Exit polls of the Nov. 8 presidential election show that Trump won a majority of Cuban-American voters despite losing Miami-Dade County by a wide margin to Hillary Clinton, who favored continuing on the same path as Obama.

At a rally in Little Havana over the weekend, Trump’s Cuban American supporters also urged him to stay the course. “I imagine Trump will put the squeeze on the Cuban government once he takes office,” said Orestes Andino, who served 11 years in a Cuban prison as a juvenile. “Trump has an obligation to do it because we voted for him.”

However, younger generations of Cubans who did not live through Castro’s revolution have a different attitude about dealing with Cuba. In September, a Florida International University poll found that 56 percent of local Cuban Americans “strongly” or “mostly” favor reengagement with the island and 63 percent believe the embargo should be lifted.

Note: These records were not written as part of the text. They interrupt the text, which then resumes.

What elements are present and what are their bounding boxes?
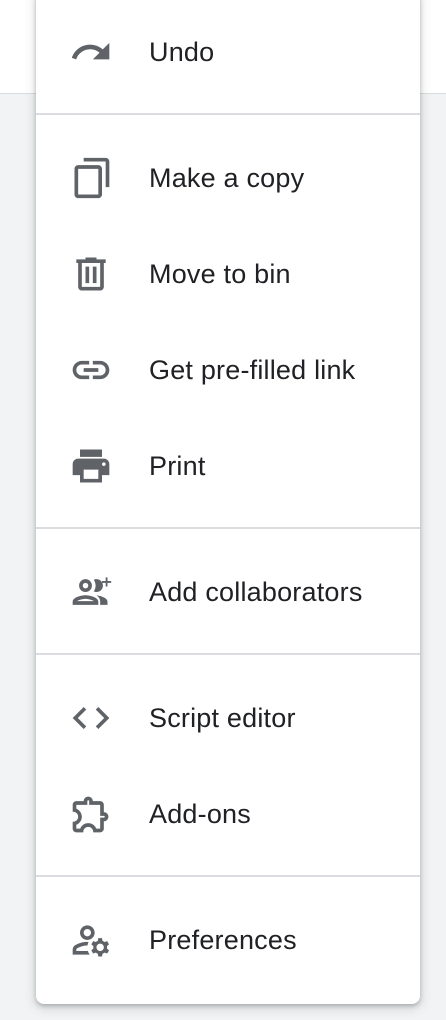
menu-item-undo[interactable]: Undo [36, 4, 420, 100]
menu-item-script-editor[interactable]: Script editor [36, 670, 420, 766]
person-settings-icon [69, 918, 113, 962]
menu-item-add-ons[interactable]: Add-ons [36, 766, 420, 862]
more-options-menu: Undo Make a copy Move to bin Get pre-fil… [36, 0, 420, 1004]
menu-item-label: Undo [149, 36, 215, 67]
menu-item-move-to-bin[interactable]: Move to bin [36, 226, 420, 322]
menu-item-get-pre-filled-link[interactable]: Get pre-filled link [36, 322, 420, 418]
menu-divider [36, 527, 420, 529]
menu-item-label: Make a copy [149, 162, 305, 193]
menu-item-add-collaborators[interactable]: Add collaborators [36, 544, 420, 640]
menu-divider [36, 875, 420, 877]
menu-divider [36, 653, 420, 655]
menu-item-label: Add-ons [149, 798, 251, 829]
menu-item-label: Move to bin [149, 258, 291, 289]
menu-item-label: Print [149, 450, 206, 481]
menu-item-make-a-copy[interactable]: Make a copy [36, 130, 420, 226]
menu-item-label: Get pre-filled link [149, 354, 356, 385]
puzzle-icon [69, 792, 113, 836]
menu-divider [36, 113, 420, 115]
link-icon [69, 348, 113, 392]
undo-icon [69, 30, 113, 74]
printer-icon [69, 444, 113, 488]
menu-item-label: Preferences [149, 924, 297, 955]
code-icon [69, 696, 113, 740]
add-people-icon [69, 570, 113, 614]
menu-item-label: Add collaborators [149, 576, 363, 607]
copy-icon [69, 156, 113, 200]
trash-icon [69, 252, 113, 296]
menu-item-print[interactable]: Print [36, 418, 420, 514]
menu-item-preferences[interactable]: Preferences [36, 892, 420, 988]
menu-item-label: Script editor [149, 702, 296, 733]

Supporters of Obama’s measures claim Trump will ultimately realize that going back to a hardline approach with Cuba is a bad idea.  Ric Herrero, executive director of Cuba Now, a nonpartisan advocacy group that played a pivotal role in convincing the Obama administration to re-engage with Cuba, said Trump supported opening up Cuba before he made his campaign promise.

“This was his position until his campaign advisors convinced him to reverse it in order to gain support among older Cuban-American voters,” Herrero said. “Mr. Trump should trust his instincts on the embargo.”